An exhausted bicyclist pedals somewhat erratically, so that the angular velocity of his tires follows the equation

omega(t) = 0.5t - 0.25sin(2t), t greater than/equal to zero.

where t represents time (measured in seconds).




2. omega is defined as the first derivative of theta.



3. I integrated omega(t), obtaining 0.25t^2 + (1/8)cos(2t), plugged in 2 and got my incorrect answer.

 

[cepheid]

Hey, can you post the actual question? Is it to find the angular displacement after 2 seconds?

 

[Linus Pauling]

What angular displacement theta has the spot of paint undergone between time 0 and 2 seconds?

That is the question. Apparently I integrated incorrectly, but I do not see where I made a mistake...

 

[cepheid]

I'm really not sure what the problem is either. Is your calculator in the right mode?

 

[Linus Pauling]

I'm really not sure what the problem is either. Is your calculator in the right mode?

Yes, it is in radians. So, cos(4) = -.6536

(1/8)cos(4) = -.0817

+ 1 = 0.918


?

 

[Linus Pauling]

BTW, it says that I did my integral wrong.
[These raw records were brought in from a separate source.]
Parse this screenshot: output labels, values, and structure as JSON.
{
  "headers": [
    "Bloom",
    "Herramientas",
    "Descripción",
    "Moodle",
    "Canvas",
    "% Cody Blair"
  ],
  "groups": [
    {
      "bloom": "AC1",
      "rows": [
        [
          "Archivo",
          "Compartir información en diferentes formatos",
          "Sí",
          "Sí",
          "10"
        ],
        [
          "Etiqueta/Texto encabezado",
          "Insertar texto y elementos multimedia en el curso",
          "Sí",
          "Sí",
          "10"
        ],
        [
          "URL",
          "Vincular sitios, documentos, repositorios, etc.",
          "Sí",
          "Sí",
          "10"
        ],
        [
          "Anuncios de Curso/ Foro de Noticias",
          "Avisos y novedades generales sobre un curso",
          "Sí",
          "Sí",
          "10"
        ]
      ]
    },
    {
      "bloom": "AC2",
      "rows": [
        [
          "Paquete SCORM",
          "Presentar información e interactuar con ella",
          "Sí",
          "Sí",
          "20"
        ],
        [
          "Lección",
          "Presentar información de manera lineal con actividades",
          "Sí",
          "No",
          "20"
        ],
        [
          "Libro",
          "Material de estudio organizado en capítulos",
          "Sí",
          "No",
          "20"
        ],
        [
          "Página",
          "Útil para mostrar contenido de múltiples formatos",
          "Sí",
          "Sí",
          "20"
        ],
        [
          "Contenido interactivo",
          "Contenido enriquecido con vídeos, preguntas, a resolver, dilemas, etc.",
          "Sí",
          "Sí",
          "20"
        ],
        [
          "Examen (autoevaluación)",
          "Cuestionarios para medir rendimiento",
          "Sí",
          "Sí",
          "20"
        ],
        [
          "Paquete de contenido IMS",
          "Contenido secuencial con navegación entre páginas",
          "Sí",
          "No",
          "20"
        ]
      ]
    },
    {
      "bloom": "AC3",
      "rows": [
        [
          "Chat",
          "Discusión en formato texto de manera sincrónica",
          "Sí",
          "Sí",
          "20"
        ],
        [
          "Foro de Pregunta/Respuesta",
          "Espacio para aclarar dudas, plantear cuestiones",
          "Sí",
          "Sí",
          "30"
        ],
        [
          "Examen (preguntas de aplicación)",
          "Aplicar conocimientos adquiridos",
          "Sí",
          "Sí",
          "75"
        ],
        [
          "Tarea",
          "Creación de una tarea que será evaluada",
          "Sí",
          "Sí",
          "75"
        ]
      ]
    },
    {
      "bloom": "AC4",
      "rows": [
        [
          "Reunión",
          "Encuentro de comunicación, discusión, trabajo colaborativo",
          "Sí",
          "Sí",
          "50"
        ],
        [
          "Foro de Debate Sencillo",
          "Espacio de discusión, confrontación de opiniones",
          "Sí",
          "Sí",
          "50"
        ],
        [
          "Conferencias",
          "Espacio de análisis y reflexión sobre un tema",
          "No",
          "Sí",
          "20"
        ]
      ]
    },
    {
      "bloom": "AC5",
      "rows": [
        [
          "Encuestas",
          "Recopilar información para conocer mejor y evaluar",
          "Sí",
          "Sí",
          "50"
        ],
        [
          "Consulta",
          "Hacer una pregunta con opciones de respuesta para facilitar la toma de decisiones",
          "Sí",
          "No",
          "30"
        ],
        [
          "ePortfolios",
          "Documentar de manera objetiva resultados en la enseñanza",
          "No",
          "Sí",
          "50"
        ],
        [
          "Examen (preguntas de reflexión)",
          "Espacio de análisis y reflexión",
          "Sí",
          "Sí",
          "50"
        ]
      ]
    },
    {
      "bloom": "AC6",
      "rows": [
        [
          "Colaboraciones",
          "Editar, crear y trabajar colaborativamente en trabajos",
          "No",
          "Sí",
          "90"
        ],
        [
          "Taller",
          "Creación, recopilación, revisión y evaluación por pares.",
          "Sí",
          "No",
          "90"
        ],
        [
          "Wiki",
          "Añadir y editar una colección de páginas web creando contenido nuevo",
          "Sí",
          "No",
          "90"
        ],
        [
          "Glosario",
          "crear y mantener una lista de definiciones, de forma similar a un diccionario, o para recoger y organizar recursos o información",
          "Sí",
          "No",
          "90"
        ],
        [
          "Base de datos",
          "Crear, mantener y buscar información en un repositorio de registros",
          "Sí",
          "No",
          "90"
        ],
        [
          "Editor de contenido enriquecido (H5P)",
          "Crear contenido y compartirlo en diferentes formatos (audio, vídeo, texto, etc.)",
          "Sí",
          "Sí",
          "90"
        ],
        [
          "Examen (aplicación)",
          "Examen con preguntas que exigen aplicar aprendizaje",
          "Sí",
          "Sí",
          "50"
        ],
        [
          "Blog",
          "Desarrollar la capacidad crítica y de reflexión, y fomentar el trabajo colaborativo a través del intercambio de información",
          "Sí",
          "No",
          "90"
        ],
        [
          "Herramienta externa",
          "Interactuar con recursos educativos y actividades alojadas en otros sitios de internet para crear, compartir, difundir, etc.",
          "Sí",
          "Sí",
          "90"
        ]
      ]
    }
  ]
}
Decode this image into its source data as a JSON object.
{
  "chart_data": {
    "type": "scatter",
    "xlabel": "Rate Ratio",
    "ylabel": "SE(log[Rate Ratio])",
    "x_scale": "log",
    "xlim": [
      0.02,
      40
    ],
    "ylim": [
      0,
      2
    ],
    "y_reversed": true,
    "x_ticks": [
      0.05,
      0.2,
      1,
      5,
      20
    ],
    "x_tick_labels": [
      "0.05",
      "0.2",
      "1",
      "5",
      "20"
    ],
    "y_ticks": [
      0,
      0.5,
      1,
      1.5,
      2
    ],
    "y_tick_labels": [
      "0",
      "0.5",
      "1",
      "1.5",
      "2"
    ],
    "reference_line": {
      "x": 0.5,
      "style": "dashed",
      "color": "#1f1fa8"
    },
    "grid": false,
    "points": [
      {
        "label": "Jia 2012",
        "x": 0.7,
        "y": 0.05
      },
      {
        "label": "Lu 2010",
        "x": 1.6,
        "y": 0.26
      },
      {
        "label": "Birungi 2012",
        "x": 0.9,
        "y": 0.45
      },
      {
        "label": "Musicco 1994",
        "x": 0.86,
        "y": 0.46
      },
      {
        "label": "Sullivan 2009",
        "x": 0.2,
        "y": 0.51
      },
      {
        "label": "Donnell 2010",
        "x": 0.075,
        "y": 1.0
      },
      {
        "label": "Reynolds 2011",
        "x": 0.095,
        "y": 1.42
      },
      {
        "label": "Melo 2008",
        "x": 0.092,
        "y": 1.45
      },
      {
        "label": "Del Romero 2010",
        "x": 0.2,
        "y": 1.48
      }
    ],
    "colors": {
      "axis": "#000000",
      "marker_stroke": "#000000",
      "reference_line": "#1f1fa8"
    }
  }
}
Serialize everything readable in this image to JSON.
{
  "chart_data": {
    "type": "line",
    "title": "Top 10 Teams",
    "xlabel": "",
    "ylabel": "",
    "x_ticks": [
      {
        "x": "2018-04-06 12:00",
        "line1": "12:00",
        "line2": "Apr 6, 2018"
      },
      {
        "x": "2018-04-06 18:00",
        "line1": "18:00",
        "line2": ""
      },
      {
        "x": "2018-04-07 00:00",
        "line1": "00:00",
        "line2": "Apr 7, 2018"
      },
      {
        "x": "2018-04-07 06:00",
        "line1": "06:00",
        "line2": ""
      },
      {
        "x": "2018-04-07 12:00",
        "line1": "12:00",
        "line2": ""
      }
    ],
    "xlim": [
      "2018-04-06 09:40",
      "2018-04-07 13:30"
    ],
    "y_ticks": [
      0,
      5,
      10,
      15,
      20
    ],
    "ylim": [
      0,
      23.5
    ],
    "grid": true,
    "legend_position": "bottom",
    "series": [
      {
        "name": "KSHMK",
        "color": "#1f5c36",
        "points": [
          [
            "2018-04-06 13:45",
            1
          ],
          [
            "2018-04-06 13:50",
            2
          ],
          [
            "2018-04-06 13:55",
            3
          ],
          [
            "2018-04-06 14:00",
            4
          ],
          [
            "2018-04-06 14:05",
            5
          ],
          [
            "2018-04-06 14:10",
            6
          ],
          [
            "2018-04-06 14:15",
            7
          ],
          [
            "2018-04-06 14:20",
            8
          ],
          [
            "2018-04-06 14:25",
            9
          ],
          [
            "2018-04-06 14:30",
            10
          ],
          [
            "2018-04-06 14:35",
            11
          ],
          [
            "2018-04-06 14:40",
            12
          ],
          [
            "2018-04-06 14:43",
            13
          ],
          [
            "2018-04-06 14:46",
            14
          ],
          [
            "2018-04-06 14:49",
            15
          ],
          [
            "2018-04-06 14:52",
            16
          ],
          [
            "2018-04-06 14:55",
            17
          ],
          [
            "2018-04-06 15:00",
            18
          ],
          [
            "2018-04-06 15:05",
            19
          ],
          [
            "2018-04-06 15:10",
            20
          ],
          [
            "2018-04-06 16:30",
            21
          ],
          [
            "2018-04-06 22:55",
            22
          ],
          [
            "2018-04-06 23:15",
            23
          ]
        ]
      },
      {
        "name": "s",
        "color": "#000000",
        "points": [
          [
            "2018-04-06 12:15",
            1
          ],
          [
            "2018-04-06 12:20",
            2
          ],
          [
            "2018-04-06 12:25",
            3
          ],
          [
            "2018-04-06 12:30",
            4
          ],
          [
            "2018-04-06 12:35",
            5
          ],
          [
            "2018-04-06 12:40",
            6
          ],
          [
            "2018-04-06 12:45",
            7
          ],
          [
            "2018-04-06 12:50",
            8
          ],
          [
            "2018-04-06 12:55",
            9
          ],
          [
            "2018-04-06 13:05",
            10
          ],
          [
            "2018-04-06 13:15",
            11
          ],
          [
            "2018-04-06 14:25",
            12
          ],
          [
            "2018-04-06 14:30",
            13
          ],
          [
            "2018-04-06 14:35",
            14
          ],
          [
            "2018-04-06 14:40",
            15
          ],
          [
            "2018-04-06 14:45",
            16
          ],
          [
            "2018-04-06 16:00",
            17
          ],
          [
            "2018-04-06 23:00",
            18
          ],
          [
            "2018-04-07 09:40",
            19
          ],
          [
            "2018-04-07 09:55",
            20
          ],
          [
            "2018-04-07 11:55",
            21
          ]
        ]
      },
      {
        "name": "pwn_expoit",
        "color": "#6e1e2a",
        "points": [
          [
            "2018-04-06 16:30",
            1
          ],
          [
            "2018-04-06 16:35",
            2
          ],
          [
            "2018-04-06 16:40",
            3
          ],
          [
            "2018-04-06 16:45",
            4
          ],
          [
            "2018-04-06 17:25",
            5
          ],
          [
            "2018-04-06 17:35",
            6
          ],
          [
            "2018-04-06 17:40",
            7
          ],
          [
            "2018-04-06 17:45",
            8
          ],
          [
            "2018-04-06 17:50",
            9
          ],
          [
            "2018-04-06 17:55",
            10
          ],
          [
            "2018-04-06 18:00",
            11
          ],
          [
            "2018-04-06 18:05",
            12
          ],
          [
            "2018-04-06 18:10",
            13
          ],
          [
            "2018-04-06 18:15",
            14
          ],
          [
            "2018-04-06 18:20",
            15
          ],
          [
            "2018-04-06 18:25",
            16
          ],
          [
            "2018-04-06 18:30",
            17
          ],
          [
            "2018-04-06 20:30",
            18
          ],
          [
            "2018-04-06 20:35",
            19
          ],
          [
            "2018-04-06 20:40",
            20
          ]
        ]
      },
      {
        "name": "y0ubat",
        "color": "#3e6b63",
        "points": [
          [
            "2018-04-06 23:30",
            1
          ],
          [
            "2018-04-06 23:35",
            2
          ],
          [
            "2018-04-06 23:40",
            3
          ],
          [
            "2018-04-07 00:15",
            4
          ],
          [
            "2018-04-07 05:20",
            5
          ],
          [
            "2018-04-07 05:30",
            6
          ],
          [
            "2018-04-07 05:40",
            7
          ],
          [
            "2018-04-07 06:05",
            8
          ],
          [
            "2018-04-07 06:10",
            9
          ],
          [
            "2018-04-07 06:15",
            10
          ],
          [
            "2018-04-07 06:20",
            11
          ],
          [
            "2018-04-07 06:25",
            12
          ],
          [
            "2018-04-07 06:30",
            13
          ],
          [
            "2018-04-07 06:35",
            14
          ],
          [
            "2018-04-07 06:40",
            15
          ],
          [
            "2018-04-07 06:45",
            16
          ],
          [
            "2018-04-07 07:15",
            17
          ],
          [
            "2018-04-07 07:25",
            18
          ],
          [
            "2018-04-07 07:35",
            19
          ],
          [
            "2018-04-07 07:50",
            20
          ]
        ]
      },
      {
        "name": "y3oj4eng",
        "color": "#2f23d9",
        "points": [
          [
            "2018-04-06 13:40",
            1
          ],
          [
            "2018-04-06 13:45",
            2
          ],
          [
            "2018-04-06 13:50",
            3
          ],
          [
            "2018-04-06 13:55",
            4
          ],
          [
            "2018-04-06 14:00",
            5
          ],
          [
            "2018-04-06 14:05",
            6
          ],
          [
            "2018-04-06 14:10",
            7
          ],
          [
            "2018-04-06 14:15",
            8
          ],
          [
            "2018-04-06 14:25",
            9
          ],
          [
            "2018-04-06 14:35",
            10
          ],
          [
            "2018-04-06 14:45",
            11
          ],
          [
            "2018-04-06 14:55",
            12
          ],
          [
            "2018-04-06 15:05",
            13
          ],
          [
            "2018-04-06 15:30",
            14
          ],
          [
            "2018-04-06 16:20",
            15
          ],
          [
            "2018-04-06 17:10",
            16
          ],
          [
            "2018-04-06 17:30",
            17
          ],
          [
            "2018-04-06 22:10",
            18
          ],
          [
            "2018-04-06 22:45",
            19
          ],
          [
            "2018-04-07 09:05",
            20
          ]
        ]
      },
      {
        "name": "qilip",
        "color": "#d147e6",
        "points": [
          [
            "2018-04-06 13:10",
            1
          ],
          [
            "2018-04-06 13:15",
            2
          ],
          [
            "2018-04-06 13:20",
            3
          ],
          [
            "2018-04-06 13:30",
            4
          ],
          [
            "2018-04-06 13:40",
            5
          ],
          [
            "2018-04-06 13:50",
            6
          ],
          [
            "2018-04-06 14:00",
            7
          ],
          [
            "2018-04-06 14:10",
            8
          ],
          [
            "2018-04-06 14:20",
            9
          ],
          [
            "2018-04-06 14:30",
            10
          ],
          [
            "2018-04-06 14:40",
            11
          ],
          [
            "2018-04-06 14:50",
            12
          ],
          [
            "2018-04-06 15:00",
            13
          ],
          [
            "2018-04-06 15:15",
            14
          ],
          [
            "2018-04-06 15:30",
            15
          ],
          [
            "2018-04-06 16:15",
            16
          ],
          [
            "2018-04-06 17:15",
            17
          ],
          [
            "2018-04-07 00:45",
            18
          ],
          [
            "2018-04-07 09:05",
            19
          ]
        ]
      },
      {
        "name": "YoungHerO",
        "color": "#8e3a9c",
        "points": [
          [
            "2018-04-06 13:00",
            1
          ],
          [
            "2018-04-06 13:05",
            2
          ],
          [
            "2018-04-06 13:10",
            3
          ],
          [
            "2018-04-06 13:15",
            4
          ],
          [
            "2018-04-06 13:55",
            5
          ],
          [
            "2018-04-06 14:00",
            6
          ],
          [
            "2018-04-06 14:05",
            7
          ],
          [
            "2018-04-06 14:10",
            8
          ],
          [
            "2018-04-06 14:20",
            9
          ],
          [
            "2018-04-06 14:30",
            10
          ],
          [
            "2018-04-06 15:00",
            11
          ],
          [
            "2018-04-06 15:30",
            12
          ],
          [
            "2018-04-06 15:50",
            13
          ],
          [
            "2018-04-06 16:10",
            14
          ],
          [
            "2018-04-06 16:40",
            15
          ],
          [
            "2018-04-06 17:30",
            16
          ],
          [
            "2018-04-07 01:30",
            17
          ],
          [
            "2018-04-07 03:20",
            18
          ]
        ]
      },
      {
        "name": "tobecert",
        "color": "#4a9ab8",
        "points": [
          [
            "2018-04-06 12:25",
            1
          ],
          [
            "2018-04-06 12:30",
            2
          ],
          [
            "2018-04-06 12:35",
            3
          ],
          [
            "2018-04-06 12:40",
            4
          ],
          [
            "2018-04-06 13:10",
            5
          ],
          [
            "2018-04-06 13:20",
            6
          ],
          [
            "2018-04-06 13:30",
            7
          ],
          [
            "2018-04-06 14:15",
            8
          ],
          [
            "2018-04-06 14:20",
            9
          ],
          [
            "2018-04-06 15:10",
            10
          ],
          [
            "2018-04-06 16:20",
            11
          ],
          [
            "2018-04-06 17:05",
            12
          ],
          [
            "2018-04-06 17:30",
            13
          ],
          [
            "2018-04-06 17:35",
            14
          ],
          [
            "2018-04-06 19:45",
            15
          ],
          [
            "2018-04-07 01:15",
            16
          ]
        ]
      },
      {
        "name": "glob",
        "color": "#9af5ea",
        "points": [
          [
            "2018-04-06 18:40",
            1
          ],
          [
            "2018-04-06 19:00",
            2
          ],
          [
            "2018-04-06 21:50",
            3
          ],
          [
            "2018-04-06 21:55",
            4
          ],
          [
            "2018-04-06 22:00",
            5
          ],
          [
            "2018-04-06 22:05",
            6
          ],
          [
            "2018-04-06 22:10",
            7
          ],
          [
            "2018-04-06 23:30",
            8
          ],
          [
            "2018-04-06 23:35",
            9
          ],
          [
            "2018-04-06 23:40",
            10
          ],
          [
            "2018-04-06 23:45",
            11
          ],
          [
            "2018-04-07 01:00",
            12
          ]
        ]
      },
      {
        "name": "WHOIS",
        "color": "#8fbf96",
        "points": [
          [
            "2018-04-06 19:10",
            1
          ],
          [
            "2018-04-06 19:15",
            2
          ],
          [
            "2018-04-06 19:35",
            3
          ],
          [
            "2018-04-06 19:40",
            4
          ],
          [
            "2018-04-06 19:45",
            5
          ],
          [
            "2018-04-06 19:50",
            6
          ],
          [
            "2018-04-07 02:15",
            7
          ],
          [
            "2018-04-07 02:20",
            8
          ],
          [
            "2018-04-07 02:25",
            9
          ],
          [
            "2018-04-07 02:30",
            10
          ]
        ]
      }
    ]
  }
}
In other words, the angular displacement does NOT equal:

0.25t^2 + (1/8)cos(2t)

??

 

[cepheid]

You calculated the *indefinite* integral:

\theta(t) = \int \omega(t) \, dt

= \int \left(\frac{1}{2}t - \frac{1}{4}\sin(2t) \right) \, dt

= \frac{1}{4}t^2 + \frac{1}{8}\cos(2t) + C​

where C = \theta(0)

The question is asking you for the angular *displacement* between t = 0 and t = 2, which is given by \theta(2) - \theta(0), which is given by the *definite* integral:

\theta(2) - \theta(0) = \int_0^2 \omega(t) \, dt

= \int_0^2 \left(\frac{1}{2}t - \frac{1}{4}\sin(2t) \right) \, dt

= \left[\frac{1}{4}t^2 + \frac{1}{8}\cos(2t)\right]_0^2​

 

[Linus Pauling]

Damn it, I forgot the blood 1/8 from taking cos(0).

Thank you.